The Spark

the Voice of
The Communist League of Revolutionary Workers–Internationalist

“The emancipation of the working class will only be achieved by the working class itself.”
— Karl Marx

EDITORIAL
After PATCO, a 25-year Detour in the Workers’ Road

Aug 7, 2006

On August 3, l981–25 years ago–the Professional Air Traffic Controllers union (PATCO) went out on strike against cutbacks in personnel in the country’s air traffic control rooms.

Bosses around the country were already engaged in the drive for concessions which has marked the past quarter of a century. Under President Carter they had cut back unemployment compensation.
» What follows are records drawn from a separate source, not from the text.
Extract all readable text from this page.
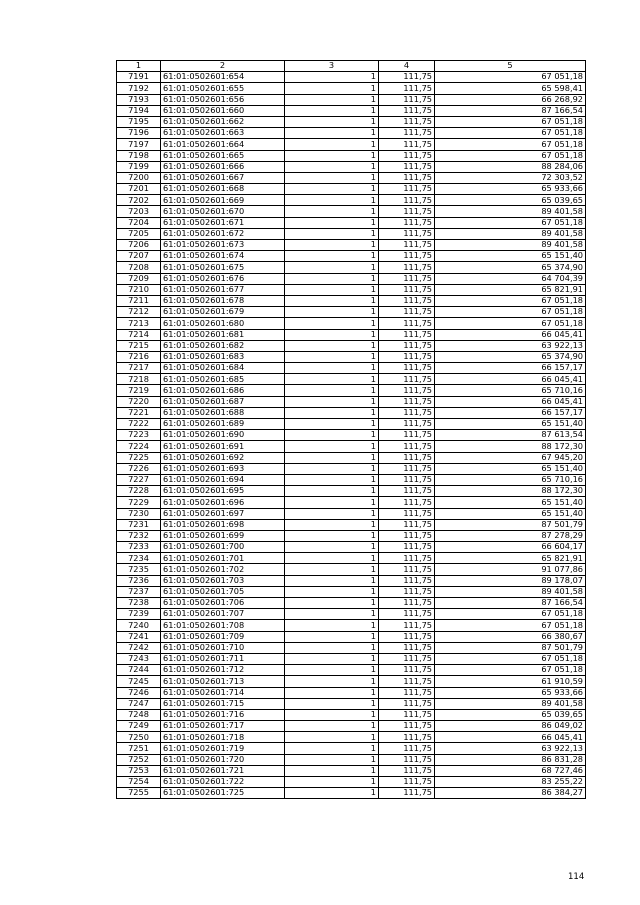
1	2	3	4	5
7191	61:01:0502601:654	1	111,75	67 051,18
7192	61:01:0502601:655	1	111,75	65 598,41
7193	61:01:0502601:656	1	111,75	66 268,92
7194	61:01:0502601:660	1	111,75	87 166,54
7195	61:01:0502601:662	1	111,75	67 051,18
7196	61:01:0502601:663	1	111,75	67 051,18
7197	61:01:0502601:664	1	111,75	67 051,18
7198	61:01:0502601:665	1	111,75	67 051,18
7199	61:01:0502601:666	1	111,75	88 284,06
7200	61:01:0502601:667	1	111,75	72 303,52
7201	61:01:0502601:668	1	111,75	65 933,66
7202	61:01:0502601:669	1	111,75	65 039,65
7203	61:01:0502601:670	1	111,75	89 401,58
7204	61:01:0502601:671	1	111,75	67 051,18
7205	61:01:0502601:672	1	111,75	89 401,58
7206	61:01:0502601:673	1	111,75	89 401,58
7207	61:01:0502601:674	1	111,75	65 151,40
7208	61:01:0502601:675	1	111,75	65 374,90
7209	61:01:0502601:676	1	111,75	64 704,39
7210	61:01:0502601:677	1	111,75	65 821,91
7211	61:01:0502601:678	1	111,75	67 051,18
7212	61:01:0502601:679	1	111,75	67 051,18
7213	61:01:0502601:680	1	111,75	67 051,18
7214	61:01:0502601:681	1	111,75	66 045,41
7215	61:01:0502601:682	1	111,75	63 922,13
7216	61:01:0502601:683	1	111,75	65 374,90
7217	61:01:0502601:684	1	111,75	66 157,17
7218	61:01:0502601:685	1	111,75	66 045,41
7219	61:01:0502601:686	1	111,75	65 710,16
7220	61:01:0502601:687	1	111,75	66 045,41
7221	61:01:0502601:688	1	111,75	66 157,17
7222	61:01:0502601:689	1	111,75	65 151,40
7223	61:01:0502601:690	1	111,75	87 613,54
7224	61:01:0502601:691	1	111,75	88 172,30
7225	61:01:0502601:692	1	111,75	67 945,20
7226	61:01:0502601:693	1	111,75	65 151,40
7227	61:01:0502601:694	1	111,75	65 710,16
7228	61:01:0502601:695	1	111,75	88 172,30
7229	61:01:0502601:696	1	111,75	65 151,40
7230	61:01:0502601:697	1	111,75	65 151,40
7231	61:01:0502601:698	1	111,75	87 501,79
7232	61:01:0502601:699	1	111,75	87 278,29
7233	61:01:0502601:700	1	111,75	66 604,17
7234	61:01:0502601:701	1	111,75	65 821,91
7235	61:01:0502601:702	1	111,75	91 077,86
7236	61:01:0502601:703	1	111,75	89 178,07
7237	61:01:0502601:705	1	111,75	89 401,58
7238	61:01:0502601:706	1	111,75	87 166,54
7239	61:01:0502601:707	1	111,75	67 051,18
7240	61:01:0502601:708	1	111,75	67 051,18
7241	61:01:0502601:709	1	111,75	66 380,67
7242	61:01:0502601:710	1	111,75	87 501,79
7243	61:01:0502601:711	1	111,75	67 051,18
7244	61:01:0502601:712	1	111,75	67 051,18
7245	61:01:0502601:713	1	111,75	61 910,59
7246	61:01:0502601:714	1	111,75	65 933,66
7247	61:01:0502601:715	1	111,75	89 401,58
7248	61:01:0502601:716	1	111,75	65 039,65
7249	61:01:0502601:717	1	111,75	86 049,02
7250	61:01:0502601:718	1	111,75	66 045,41
7251	61:01:0502601:719	1	111,75	63 922,13
7252	61:01:0502601:720	1	111,75	86 831,28
7253	61:01:0502601:721	1	111,75	68 727,46
7254	61:01:0502601:722	1	111,75	83 255,22
7255	61:01:0502601:725	1	111,75	86 384,27
114
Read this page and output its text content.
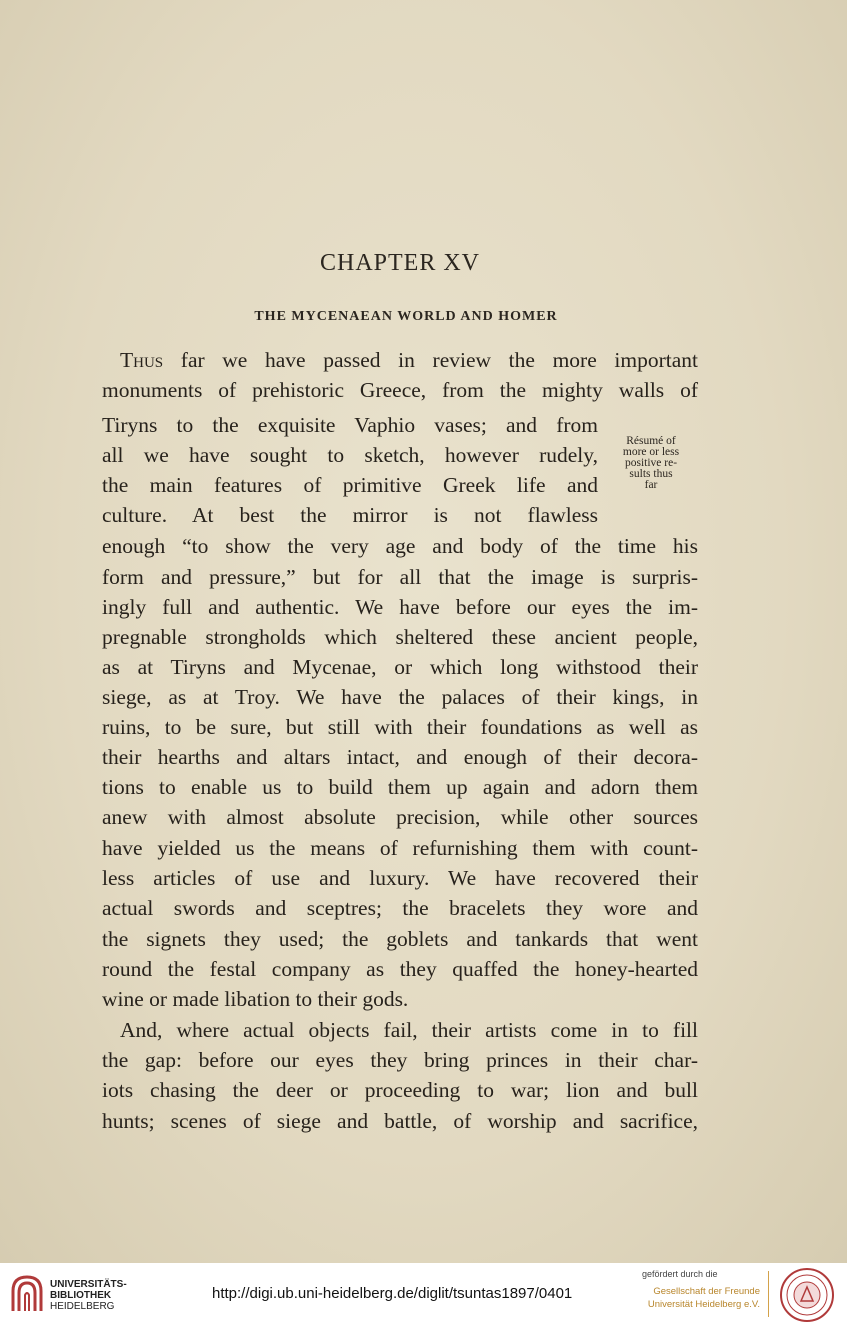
CHAPTER XV
THE MYCENAEAN WORLD AND HOMER
Thus far we have passed in review the more important
monuments of prehistoric Greece, from the mighty walls of
Tiryns to the exquisite Vaphio vases; and from
all we have sought to sketch, however rudely,
the main features of primitive Greek life and
culture. At best the mirror is not flawless
enough “to show the very age and body of the time his
form and pressure,” but for all that the image is surpris-
ingly full and authentic. We have before our eyes the im-
pregnable strongholds which sheltered these ancient people,
as at Tiryns and Mycenae, or which long withstood their
siege, as at Troy. We have the palaces of their kings, in
ruins, to be sure, but still with their foundations as well as
their hearths and altars intact, and enough of their decora-
tions to enable us to build them up again and adorn them
anew with almost absolute precision, while other sources
have yielded us the means of refurnishing them with count-
less articles of use and luxury. We have recovered their
actual swords and sceptres; the bracelets they wore and
the signets they used; the goblets and tankards that went
round the festal company as they quaffed the honey-hearted
wine or made libation to their gods.
And, where actual objects fail, their artists come in to fill
the gap: before our eyes they bring princes in their char-
iots chasing the deer or proceeding to war; lion and bull
hunts; scenes of siege and battle, of worship and sacrifice,
Résumé of
more or less
positive re-
sults thus
far
UNIVERSITÄTS-
BIBLIOTHEK
HEIDELBERG
http://digi.ub.uni-heidelberg.de/diglit/tsuntas1897/0401
gefördert durch die
Gesellschaft der Freunde
Universität Heidelberg e.V.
But when they attempted to ram concessions down the throats of the miners, they failed spectacularly. In 1977, the coal interests backed by the Carter Administration tried to reduce Black Lung benefits for miners and impose speed-up and job cuts. The miners shut down the industry in a national strike for 111 days.
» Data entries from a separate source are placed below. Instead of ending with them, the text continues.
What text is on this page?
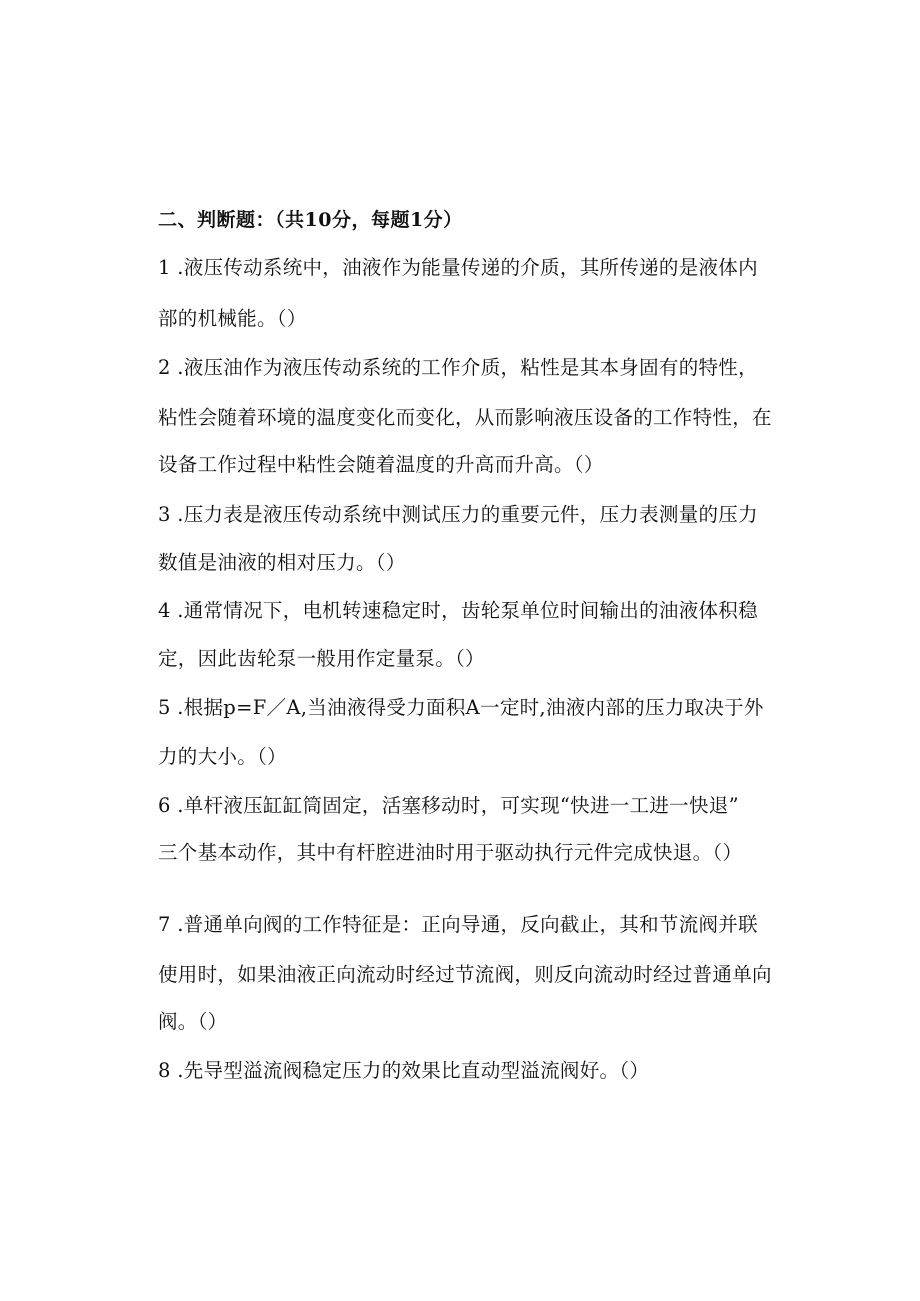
二、判断题：（共10分，每题1分）
1 .液压传动系统中，油液作为能量传递的介质，其所传递的是液体内
部的机械能。（）
2 .液压油作为液压传动系统的工作介质，粘性是其本身固有的特性，
粘性会随着环境的温度变化而变化，从而影响液压设备的工作特性，在
设备工作过程中粘性会随着温度的升高而升高。（）
3 .压力表是液压传动系统中测试压力的重要元件，压力表测量的压力
数值是油液的相对压力。（）
4 .通常情况下，电机转速稳定时，齿轮泵单位时间输出的油液体积稳
定，因此齿轮泵一般用作定量泵。（）
5 .根据p=F／A,当油液得受力面积A一定时,油液内部的压力取决于外
力的大小。（）
6 .单杆液压缸缸筒固定，活塞移动时，可实现“快进一工进一快退”
三个基本动作，其中有杆腔进油时用于驱动执行元件完成快退。（）
7 .普通单向阀的工作特征是：正向导通，反向截止，其和节流阀并联
使用时，如果油液正向流动时经过节流阀，则反向流动时经过普通单向
阀。（）
8 .先导型溢流阀稳定压力的效果比直动型溢流阀好。（）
President Carter threatened to send the National Guard into the coal fields. Miners said, “You can’t dig coal with bayonets.” Carter invoked the Taft-Hartley law and threatened to get a court injunction forcing the miners back to work. The miners refused to obey even when most of their leaders said they had to respect the courts.

The miners knew that the bosses and the government were their enemies, not their “partners.” They acted accordingly. By spring of l978, President Carter and the coal bosses were the ones who backed down.

Thus the companies and their government needed to flex their muscles. They pushed to smash the PATCO strike as a spectacular demonstration of what would happen to anyone else who decided to resist.

President Ronald Reagan declared all the striking air traffic controllers fired and brought in controllers from the military to replace them. It was union busting on a national scale, a naked challenge to every union: What are you going to do about it?

The union leadership in their umbrella organization, the AFL-CIO, responded by lifting one little finger–slightly. They gave PATCO a little money and after six weeks organized a weekend demonstration in Washington, D.C. They called it Solidarity Day. But that was all. One day of speeches. Not even a work day.

Of course, Solidarity Day could have been a way to begin–even six weeks late. But for the union leaders it was also the end. The union leaders never mustered any real force where workers have power–in the places of production.

Intimidated by the attack on PATCO, most of the top union leaders since then have been trying to sell us on the idea that strikes are useless, that workers’ struggle has to be replaced by a partnership between the bosses and the unions.

It was not true then and it is not true now. But for 25 years most union leaders have refused any other course of action.

The results are littered all around us.

Huge, obscenely wealthy corporations eliminate thousands upon thousands of jobs. The bosses demand that every remaining worker do the work that 3 or 4 used to do. Retirees’ accrued vested pensions are wiped out by phony bankruptcies and the bang of a judge’s gavel. The minimum wage has not been raised in 9 years, and its purchasing power is now the lowest since 1955! There are no good jobs to be found.

Meanwhile, corporate profits are higher than before the Great Depression of the 1930s. The average CEO is now paid 292 times what the average worker is paid. A Senate investigative committee says that tax evasion by the wealthy is “out of control.”

We have to get off this detour into “partnership” that union leaders have pushed for 25 years. There’s no way to be “partners” with our enemies. The sooner we stop listening to that lie, the better!

There is a road back for the working class. There is a way to stop losing ground–it’s to take the road the miners took.